Uma audiência atenta

O Grupo de Educação Musical agradece a toda a comunidade escolar envolvida o apoio prestado na organização deste evento, com especial destaque para as professoras Emília Padinha, Rosa Rogado, Ana Francisco, Carla Silva e Carla Viegas, por terem cedido as turmas para os ensaios em conjunto, e ao professor Nuno Ezequiel, pela elaboração do cenário.


A batalha de Natal



— Só mais seis dias — disse Neli.
Enquanto a filha tentava assobiar Noite Feliz, a mãe repetiu, pensativa, numa voz que não soava alegre:
— Ainda seis dias.
Após uma curta pausa, prosseguiu, suspirando:
— Se tudo já tivesse passado!
Com o assobio suspenso no ar, Neli olhou para a mãe com ar estupefacto:
— Não estás contente?
— Claro que sim, mas já estou pelos cabelos com esta agitação toda!
Como Neli não tinha aulas à tarde, foi patinar com uma amiga. Ao cair da noite, dirigiu-se ao supermercado onde a mãe trabalhava. Havia tanto movimento que o lugar mais parecia uma colmeia. A mãe estava sentada numa cadeira giratória, diante de uma das seis caixas registadoras. Os produtos chegavam-lhe num tapete rolante.

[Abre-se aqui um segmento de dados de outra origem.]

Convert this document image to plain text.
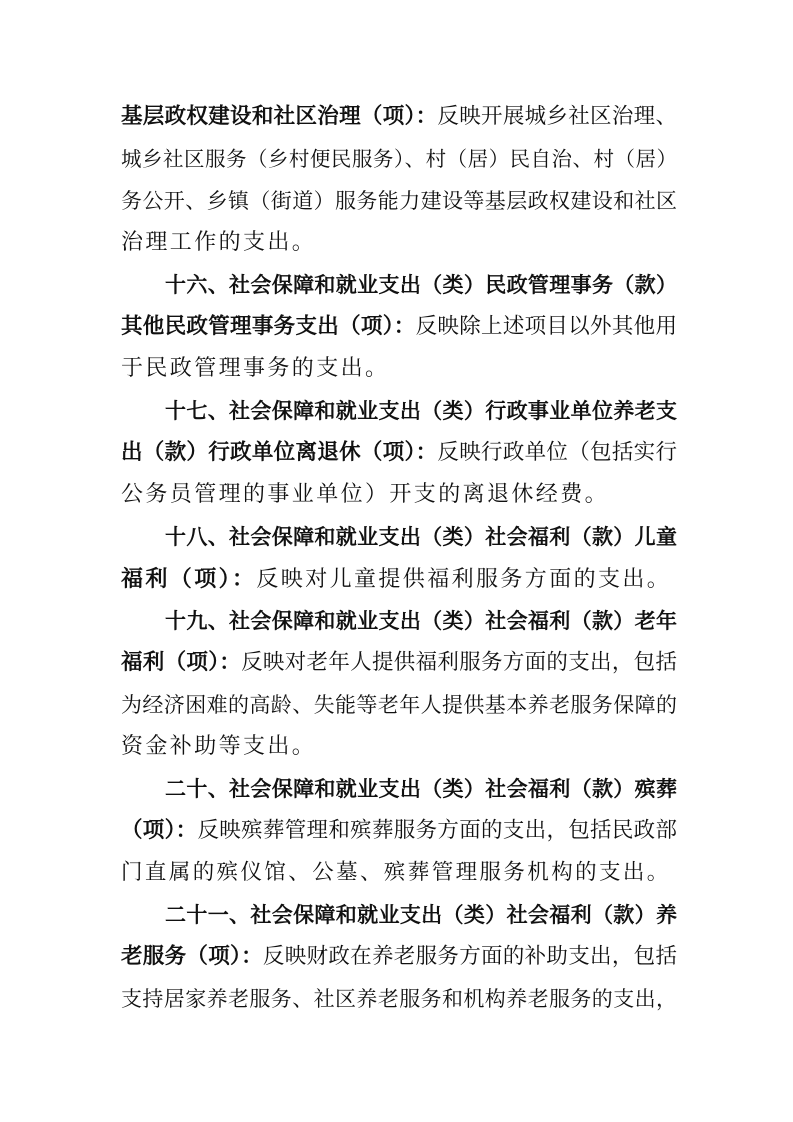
基层政权建设和社区治理（项）：反映开展城乡社区治理、
城乡社区服务（乡村便民服务）、村（居）民自治、村（居）
务公开、乡镇（街道）服务能力建设等基层政权建设和社区
治理工作的支出。
十六、社会保障和就业支出（类）民政管理事务（款）
其他民政管理事务支出（项）：反映除上述项目以外其他用
于民政管理事务的支出。
十七、社会保障和就业支出（类）行政事业单位养老支
出（款）行政单位离退休（项）：反映行政单位（包括实行
公务员管理的事业单位）开支的离退休经费。
十八、社会保障和就业支出（类）社会福利（款）儿童
福利（项）：反映对儿童提供福利服务方面的支出。
十九、社会保障和就业支出（类）社会福利（款）老年
福利（项）：反映对老年人提供福利服务方面的支出，包括
为经济困难的高龄、失能等老年人提供基本养老服务保障的
资金补助等支出。
二十、社会保障和就业支出（类）社会福利（款）殡葬
（项）：反映殡葬管理和殡葬服务方面的支出，包括民政部
门直属的殡仪馆、公墓、殡葬管理服务机构的支出。
二十一、社会保障和就业支出（类）社会福利（款）养
老服务（项）：反映财政在养老服务方面的补助支出，包括
支持居家养老服务、社区养老服务和机构养老服务的支出，
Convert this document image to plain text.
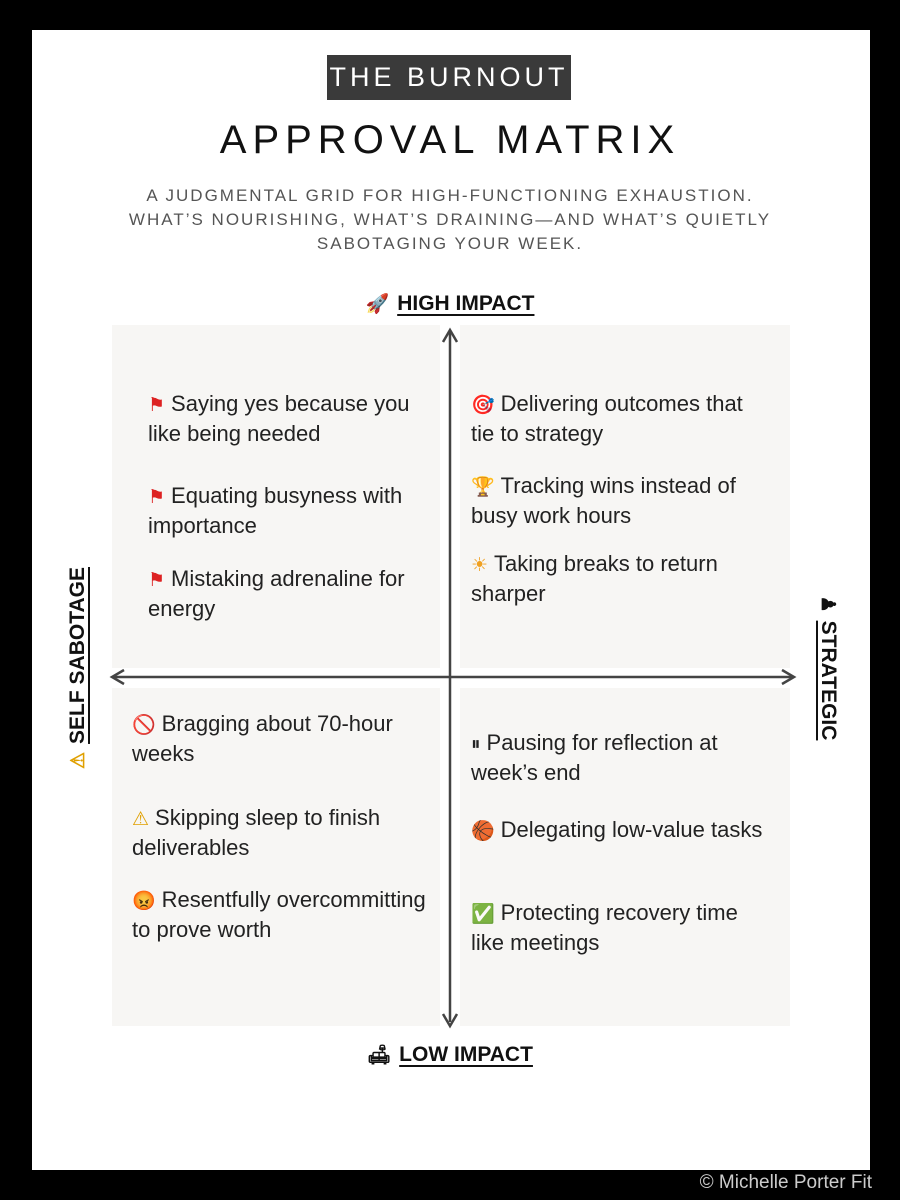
THE BURNOUT
APPROVAL MATRIX
A JUDGMENTAL GRID FOR HIGH-FUNCTIONING EXHAUSTION. WHAT’S NOURISHING, WHAT’S DRAINING—AND WHAT’S QUIETLY SABOTAGING YOUR WEEK.
🚀 HIGH IMPACT
⚑ Saying yes because you like being needed
⚑ Equating busyness with importance
⚑ Mistaking adrenaline for energy
🎯 Delivering outcomes that tie to strategy
🏆 Tracking wins instead of busy work hours
☀ Taking breaks to return sharper
🚫 Bragging about 70-hour weeks
⚠ Skipping sleep to finish deliverables
😡 Resentfully overcommitting to prove worth
⏸ Pausing for reflection at week’s end
🏀 Delegating low-value tasks
✅ Protecting recovery time like meetings
🛋 LOW IMPACT
⚠SELF SABOTAGE	♟STRATEGIC
© Michelle Porter Fit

Enquanto a mão direita marcava os números no teclado, a mão esquerda rodava as embalagens para que a máquina pudesse ler os códigos. Finda a operação, os produtos eram colocados, um a um, no carrinho de compras. Quando acabava de marcar tudo, a mão direita carregava na tecla do total e rasgava o talão, enquanto a esquerda afastava o carro cheio e puxava o próximo, vazio, para junto dela.

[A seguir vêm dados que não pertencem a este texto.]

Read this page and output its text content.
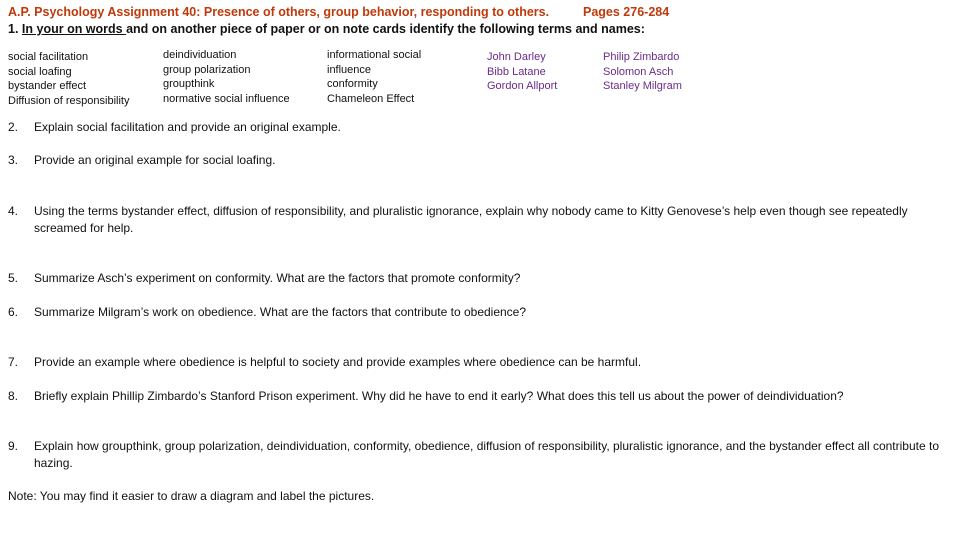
A.P. Psychology Assignment 40: Presence of others, group behavior, responding to others.	Pages 276-284
1. In your on words and on another piece of paper or on note cards identify the following terms and names:
social facilitation
social loafing
bystander effect
Diffusion of responsibility
deindividuation
group polarization
groupthink
normative social influence
informational social
influence
conformity
Chameleon Effect
John Darley
Bibb Latane
Gordon Allport
Philip Zimbardo
Solomon Asch
Stanley Milgram
2.	Explain social facilitation and provide an original example.
3.	Provide an original example for social loafing.
4.	Using the terms bystander effect, diffusion of responsibility, and pluralistic ignorance, explain why nobody came to Kitty Genovese’s help even though see repeatedly screamed for help.
5.	Summarize Asch’s experiment on conformity. What are the factors that promote conformity?
6.	Summarize Milgram’s work on obedience. What are the factors that contribute to obedience?
7.	Provide an example where obedience is helpful to society and provide examples where obedience can be harmful.
8.	Briefly explain Phillip Zimbardo’s Stanford Prison experiment. Why did he have to end it early? What does this tell us about the power of deindividuation?
9.	Explain how groupthink, group polarization, deindividuation, conformity, obedience, diffusion of responsibility, pluralistic ignorance, and the bystander effect all contribute to hazing.
Note: You may find it easier to draw a diagram and label the pictures.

— Que bem fazes isso — dissera-lhe Neli uma vez. — Eu faria tudo devagar e, ainda por cima, metade saía mal.
— Ora — dissera a mãe a rir. — É uma questão de treino. Quando comecei, também não era assim tão despachada. Não encontrava a etiqueta com o preço e, muitas vezes, carregava nas teclas erradas. Como tinham de esperar, as pessoas resmungavam. Agora já quase consigo fazer isto automaticamente.

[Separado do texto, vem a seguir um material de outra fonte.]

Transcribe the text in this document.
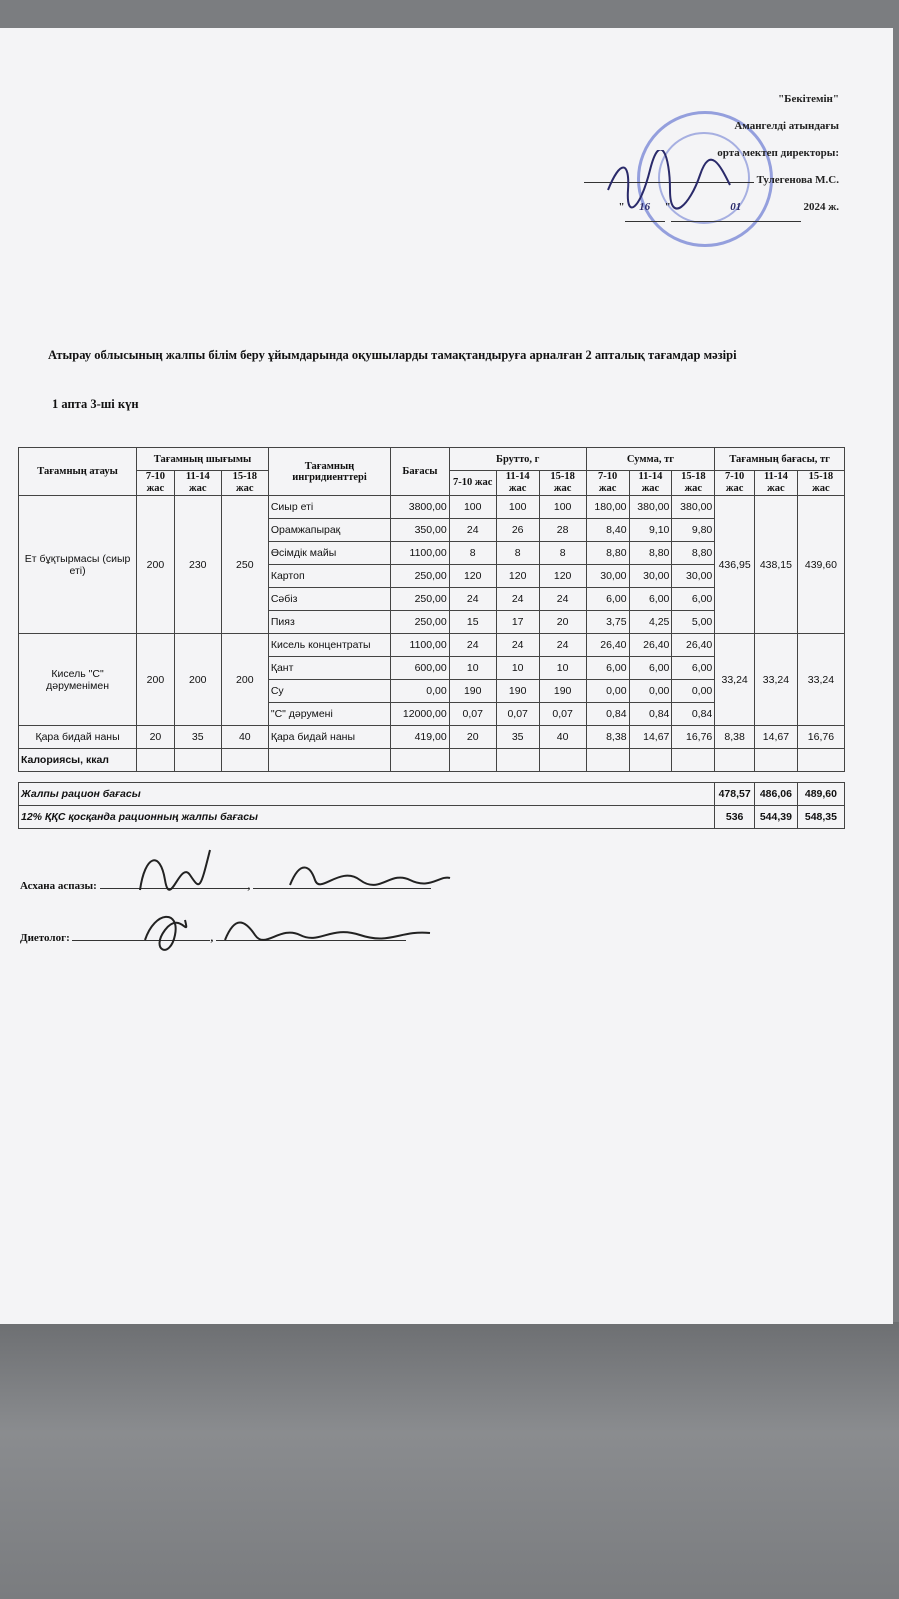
"Бекітемін"
Амангелді атындағы
орта мектеп директоры:
Тулегенова М.С.
" 16 "	01	2024 ж.
Атырау облысының жалпы білім беру ұйымдарында оқушыларды тамақтандыруға арналған 2 апталық тағамдар мәзірі
1 апта 3-ші күн
Тағамның атауы	Тағамның шығымы			Тағамның ингридиенттері	Бағасы	Брутто, г			Сумма, тг			Тағамның бағасы, тг		
	7-10 жас	11-14 жас	15-18 жас			7-10 жас	11-14 жас	15-18 жас	7-10 жас	11-14 жас	15-18 жас	7-10 жас	11-14 жас	15-18 жас
Ет бұқтырмасы (сиыр еті)	200	230	250	Сиыр еті	3800,00	100	100	100	180,00	380,00	380,00	436,95	438,15	439,60
				Орамжапырақ	350,00	24	26	28	8,40	9,10	9,80			
				Өсімдік майы	1100,00	8	8	8	8,80	8,80	8,80			
				Картоп	250,00	120	120	120	30,00	30,00	30,00			
				Сәбіз	250,00	24	24	24	6,00	6,00	6,00			
				Пияз	250,00	15	17	20	3,75	4,25	5,00			
Кисель "С" дәруменімен	200	200	200	Кисель концентраты	1100,00	24	24	24	26,40	26,40	26,40	33,24	33,24	33,24
				Қант	600,00	10	10	10	6,00	6,00	6,00			
				Су	0,00	190	190	190	0,00	0,00	0,00			
				"С" дәрумені	12000,00	0,07	0,07	0,07	0,84	0,84	0,84			
Қара бидай наны	20	35	40	Қара бидай наны	419,00	20	35	40	8,38	14,67	16,76	8,38	14,67	16,76
Калориясы, ккал														

Жалпы рацион бағасы												478,57	486,06	489,60
12% ҚҚС қосқанда рационның жалпы бағасы												536	544,39	548,35
Асхана аспазы:	,
Диетолог:	,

— Como um robô! — Neli riu-se.
E se tivesse um robô como mãe? Nunca teria dores de cabeça, nem à noite estaria tão cansada. Mas um robô não tem coração e, por isso, Neli preferia a mãe tal como era, mesmo quando, em certas noites, quase nem conseguia falar de tão cansada!
Só mais quatro dias.
Só mais três.
As filas nas caixas eram cada vez mais longas. As pessoas abasteciam-se de comida como se o Natal durasse meio ano. Com um ruído sibilante, as portas automáticas abriam e fechavam, abriam e fechavam. A mãe sentia nas costas a corrente de ar e os cartões pendurados no tecto balançavam de um lado para o outro.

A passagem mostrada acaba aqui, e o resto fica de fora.